A stock-market crash would rip through New York City like a tornado and make the damage done by 1987’s Black Monday look minor, according to New York Magazine.
New York City is far more dependent on the fortunes of Wall Street than ever before, says the magazine, citing a little-noticed report by the Federal Reserve Bank of New York.
“Because Wall Street represents a much larger share of the city economy than at any time in the past, a significant downturn in the [financial] industry could result in more severe employment and income losses than those recorded in the 1970s or the early 1990s,” says one alarming section of the report.
Consider these facts: In 1987, 4.4 percent of the city’s workforce was employed by investment banks and brokerage firms, earning 11 percent of NYC’s total earnings.

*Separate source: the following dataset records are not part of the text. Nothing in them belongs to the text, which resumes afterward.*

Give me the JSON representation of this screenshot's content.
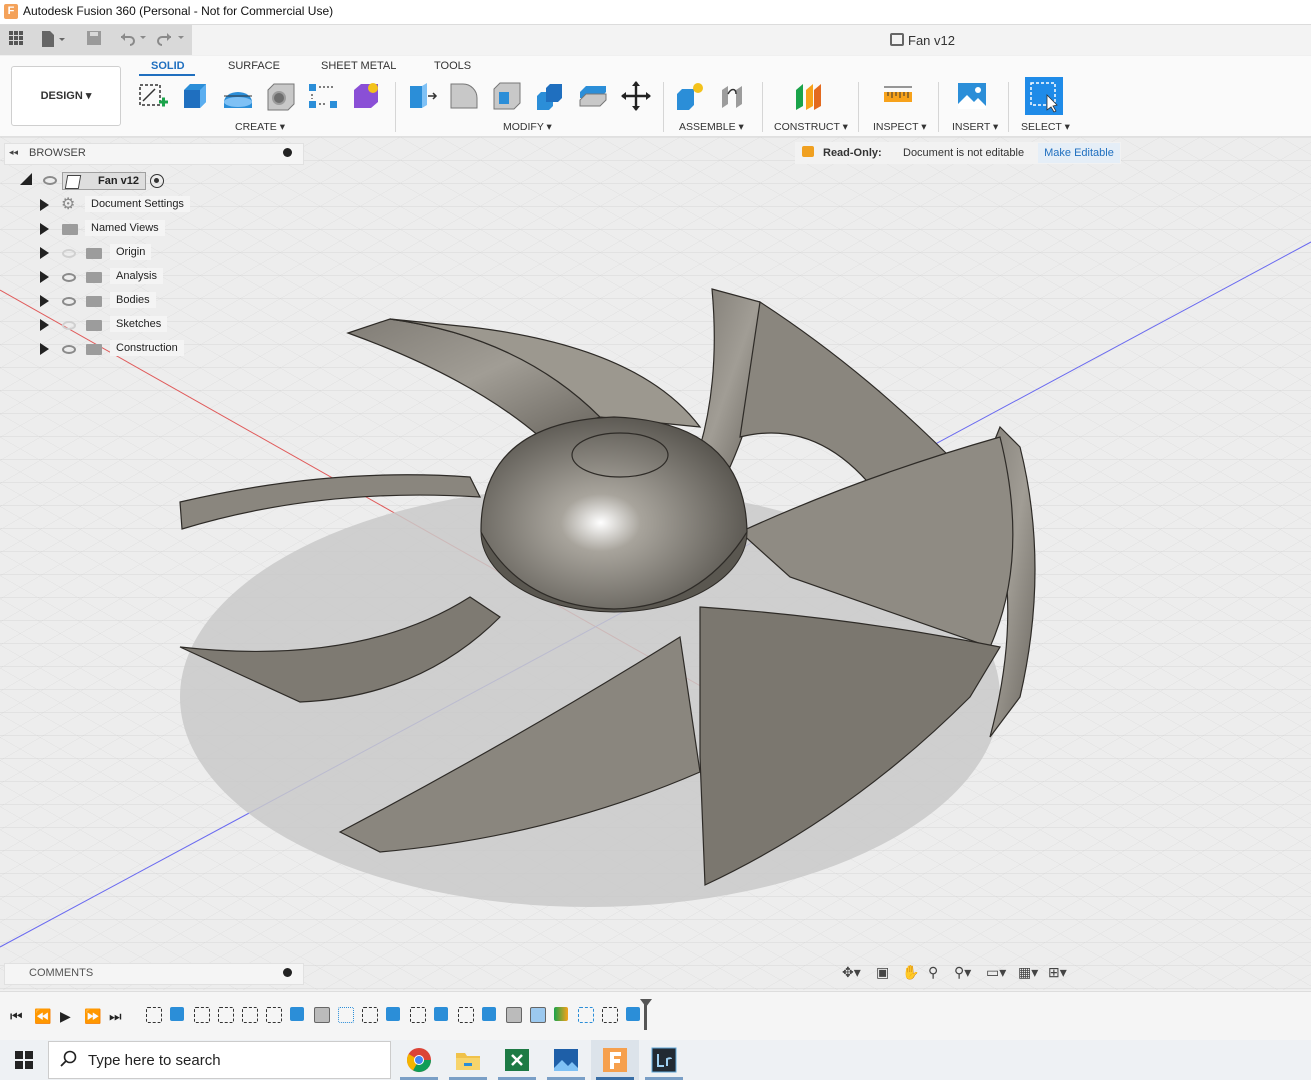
{
  "window": {
    "title": "Autodesk Fusion 360 (Personal - Not for Commercial Use)",
    "app_icon_letter": "F"
  },
  "document": {
    "title": "Fan v12"
  },
  "workspace": {
    "label": "DESIGN ▾"
  },
  "tabs": [
    {
      "label": "SOLID",
      "active": true
    },
    {
      "label": "SURFACE"
    },
    {
      "label": "SHEET METAL"
    },
    {
      "label": "TOOLS"
    }
  ],
  "groups": {
    "create": "CREATE ▾",
    "modify": "MODIFY ▾",
    "assemble": "ASSEMBLE ▾",
    "construct": "CONSTRUCT ▾",
    "inspect": "INSPECT ▾",
    "insert": "INSERT ▾",
    "select": "SELECT ▾"
  },
  "browser": {
    "label": "BROWSER",
    "root": "Fan v12",
    "items": [
      {
        "label": "Document Settings"
      },
      {
        "label": "Named Views"
      },
      {
        "label": "Origin"
      },
      {
        "label": "Analysis"
      },
      {
        "label": "Bodies"
      },
      {
        "label": "Sketches"
      },
      {
        "label": "Construction"
      }
    ]
  },
  "readonly": {
    "label": "Read-Only:",
    "message": "Document is not editable",
    "button": "Make Editable"
  },
  "comments": {
    "label": "COMMENTS"
  },
  "taskbar": {
    "search_placeholder": "Type here to search"
  },
  "colors": {
    "accent": "#1f6fbf",
    "model": "#6e6a63",
    "grid": "#dcdcdc"
  }
}
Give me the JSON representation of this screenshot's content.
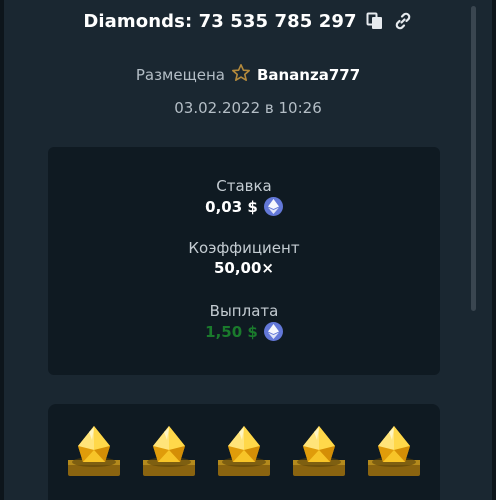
{
  "header": {
    "title": "Diamonds: 73 535 785 297",
    "copy_icon": "copy-icon",
    "link_icon": "link-icon"
  },
  "info": {
    "placed_label": "Размещена",
    "username": "Bananza777",
    "date": "03.02.2022 в 10:26"
  },
  "stats": {
    "bet_label": "Ставка",
    "bet_value": "0,03 $",
    "coefficient_label": "Коэффициент",
    "coefficient_value": "50,00×",
    "payout_label": "Выплата",
    "payout_value": "1,50 $"
  },
  "game": {
    "gems": [
      {
        "icon": "yellow-diamond-icon"
      },
      {
        "icon": "yellow-diamond-icon"
      },
      {
        "icon": "yellow-diamond-icon"
      },
      {
        "icon": "yellow-diamond-icon"
      },
      {
        "icon": "yellow-diamond-icon"
      }
    ]
  },
  "colors": {
    "background": "#1a2731",
    "card": "#0f1a22",
    "payout": "#1a7a2c",
    "ethereum": "#6378d8",
    "gem": "#f5c518"
  }
}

By 1998 4.7 percent of city workers worked on Wall Street – but took home 19 percent of the city’s total pay.
The Federal Reserve report was actually released last summer; but in the middle of the stock market frenzy, no one paid it much attention.
Now that the stock market has endured a gut-wrenching week, the Fed Economists are hoping someone will dust if off.
For those who point out that the stock market has already recovered its losses, New York points out that it did in 1987 as well.
The city was sent spiraling into recession by layoffs at the jittery Wall Street firms, who were trying to protect themselves from further market gyrations.
The laid-off financial industry workers stopped buying apartments and country homes; stayed out of restaurants, and cut back on purchases of cars, jewelry and Broadway theater tickets. Their pullback brought the city’s economy to its knees.
And as for the argument that Silicon Alley is driving the city’s economy now, New York points out that the dot-com world is largely dependent on the fund-raising muscle of the financial community.